Which brings us to the case on which we are still waiting for an answer. Earlier this month, the trial judge rejected Trump’s argument that the President has immunity from criminal prosecution because breaking federal criminal law is part of the official duties of the President. (And yes, that phrasing makes clear how absurd Trump’s theory is.) Normally, in a civil or criminal case, parties do not get to appeal pre-trial rulings until after the trial. But immunity is an exception to that rule and Trump appealed. Trump’s filing of the appeal creates a problem. Under the rules governing cases, if an appeal is pending, the trial court may not proceed to trial until the appeal is resolved. Now, the normal process of an appeal in a federal case is that the U.S. Court of Appeals (here the D.C. Circuit) gets first crack at the matter, and the Supreme Court does not take a look at the case until after the lower court rules. If the normal process had played out, it would be almost impossible to keep the current March trial date and the trial might get pushed back until 2025. But the rules of the U.S. Supreme Court allows parties to ask the U.S. Supreme Court to step in and take the case away from the lower court. Now this power is rarely exercised, but it does exist and is used when appropriate. Given the tight time frame, the special prosecutor asked the Supreme Court to step in. The special prosecutor also asked for the Supreme Court to shorten Trump’s response time.

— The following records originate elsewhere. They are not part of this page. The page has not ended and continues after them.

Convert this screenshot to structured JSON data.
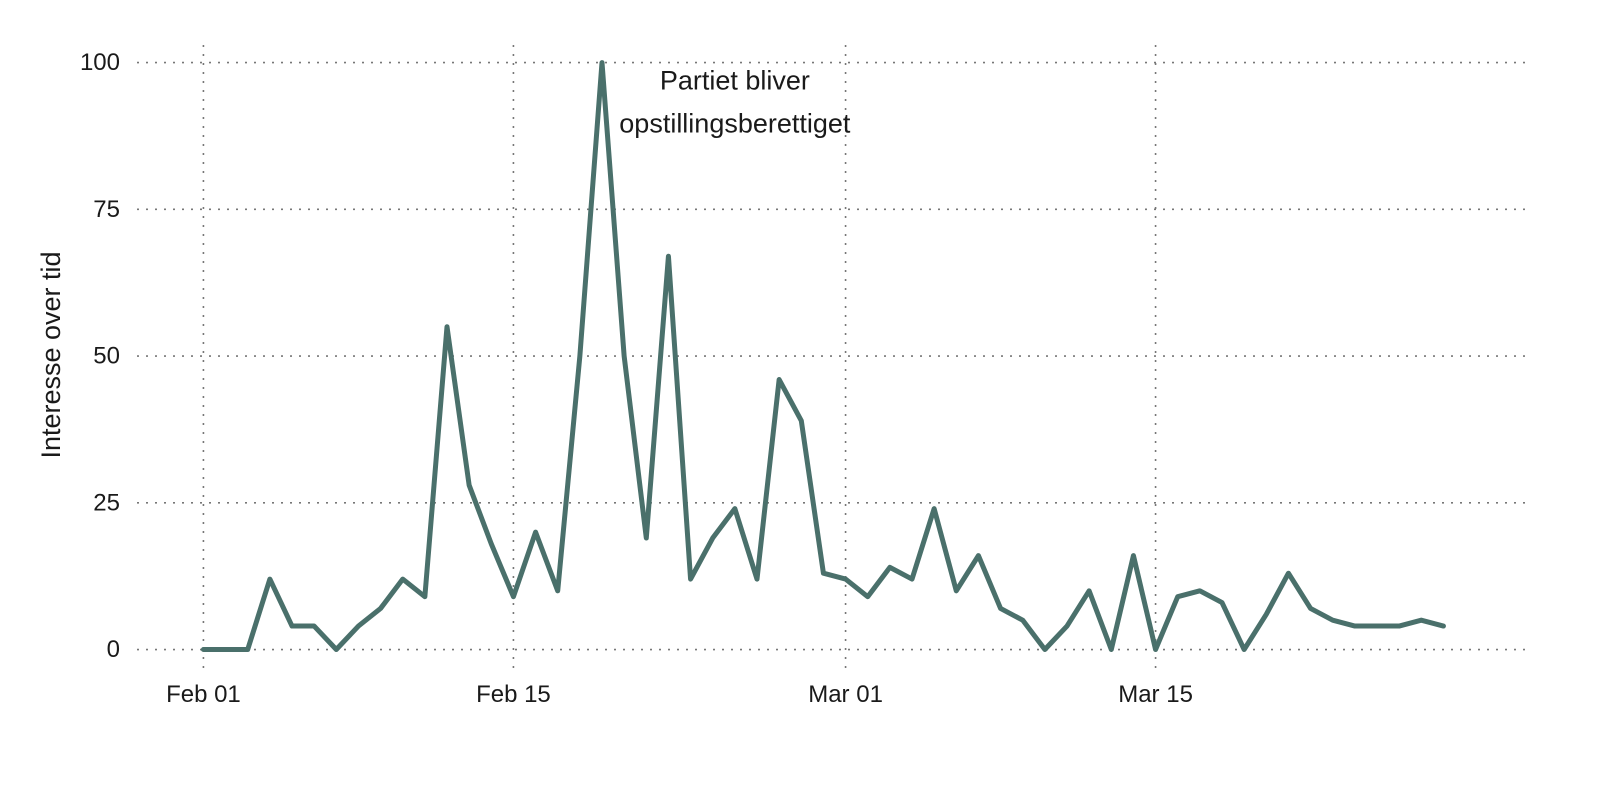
{
  "chart_data": {
    "type": "line",
    "title": "",
    "xlabel": "",
    "ylabel": "Interesse over tid",
    "x_start": "2020-02-01",
    "x_end": "2020-03-28",
    "xlim": [
      "2020-01-29",
      "2020-04-01"
    ],
    "ylim": [
      -4,
      103
    ],
    "x_ticks": [
      {
        "date": "2020-02-01",
        "label": "Feb 01"
      },
      {
        "date": "2020-02-15",
        "label": "Feb 15"
      },
      {
        "date": "2020-03-01",
        "label": "Mar 01"
      },
      {
        "date": "2020-03-15",
        "label": "Mar 15"
      }
    ],
    "y_ticks": [
      0,
      25,
      50,
      75,
      100
    ],
    "grid": true,
    "grid_style": "dotted",
    "series": [
      {
        "color": "#4a706b",
        "x": [
          "2020-02-01",
          "2020-02-02",
          "2020-02-03",
          "2020-02-04",
          "2020-02-05",
          "2020-02-06",
          "2020-02-07",
          "2020-02-08",
          "2020-02-09",
          "2020-02-10",
          "2020-02-11",
          "2020-02-12",
          "2020-02-13",
          "2020-02-14",
          "2020-02-15",
          "2020-02-16",
          "2020-02-17",
          "2020-02-18",
          "2020-02-19",
          "2020-02-20",
          "2020-02-21",
          "2020-02-22",
          "2020-02-23",
          "2020-02-24",
          "2020-02-25",
          "2020-02-26",
          "2020-02-27",
          "2020-02-28",
          "2020-02-29",
          "2020-03-01",
          "2020-03-02",
          "2020-03-03",
          "2020-03-04",
          "2020-03-05",
          "2020-03-06",
          "2020-03-07",
          "2020-03-08",
          "2020-03-09",
          "2020-03-10",
          "2020-03-11",
          "2020-03-12",
          "2020-03-13",
          "2020-03-14",
          "2020-03-15",
          "2020-03-16",
          "2020-03-17",
          "2020-03-18",
          "2020-03-19",
          "2020-03-20",
          "2020-03-21",
          "2020-03-22",
          "2020-03-23",
          "2020-03-24",
          "2020-03-25",
          "2020-03-26",
          "2020-03-27",
          "2020-03-28"
        ],
        "values": [
          0,
          0,
          0,
          12,
          4,
          4,
          0,
          4,
          7,
          12,
          9,
          55,
          28,
          18,
          9,
          20,
          10,
          50,
          100,
          50,
          19,
          67,
          12,
          19,
          24,
          12,
          46,
          39,
          13,
          12,
          9,
          14,
          12,
          24,
          10,
          16,
          7,
          5,
          0,
          4,
          10,
          0,
          16,
          0,
          9,
          10,
          8,
          0,
          6,
          13,
          7,
          5,
          4,
          4,
          4,
          5,
          4
        ]
      }
    ],
    "annotations": [
      {
        "lines": [
          "Partiet bliver",
          "opstillingsberettiget"
        ],
        "x": "2020-02-25",
        "y": 100
      }
    ]
  }
}
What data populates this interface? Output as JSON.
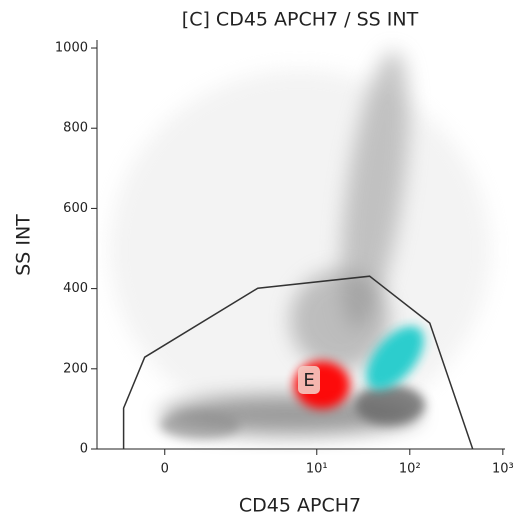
{
  "chart_data": {
    "type": "scatter",
    "title": "[C] CD45 APCH7 / SS INT",
    "x_label": "CD45 APCH7",
    "y_label": "SS INT",
    "xscale": "asinh",
    "xlim": [
      -1.2,
      1055
    ],
    "ylim": [
      0,
      1020
    ],
    "xticks": [
      0,
      {
        "value": 10,
        "label": "10¹"
      },
      {
        "value": 100,
        "label": "10²"
      },
      {
        "value": 1000,
        "label": "10³"
      }
    ],
    "yticks": [
      0,
      200,
      400,
      600,
      800,
      1000
    ],
    "gate": {
      "name": "E",
      "color": "#333333",
      "x": [
        -0.56,
        -0.56,
        -0.24,
        2.3,
        37,
        164,
        474
      ],
      "y": [
        0,
        102,
        229,
        401,
        431,
        314,
        0
      ]
    }
  }
}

At the present time, the Supreme Court has not ruled on whether they will take the case. But, in a positive sign, they did grant the request to shorten the response time. (The response is due on Wednesday as opposed to the normal time limit which would have allowed Trump to sit on his hands until early January.) At the very least, the Supreme Court’s order reflects an understanding that there is a narrow time frame and that the normal rules would prejudice the ability to resolve this case before the election. While the Supreme Court is not in session, the justices are always accessible, and I would not be surprised if the Supreme Court issues an order either accepting or denying review before the end of the month. If the Supreme Court accepts review, I would also not be surprised if they dramatically shortened the briefing schedule to permit argument before the end of January. with a quick ruling. While a March trial date is starting to look unlikely, an April trial date is still viable which would permit a verdict before the Republican convention (so that the Republicans can pick a different candidate).
In short, the past two weeks have dramatically increased the stakes for the second half of this year’s Supreme Court term. Abortion and democracy are now on the docket and how the justices rule could impact the November elections.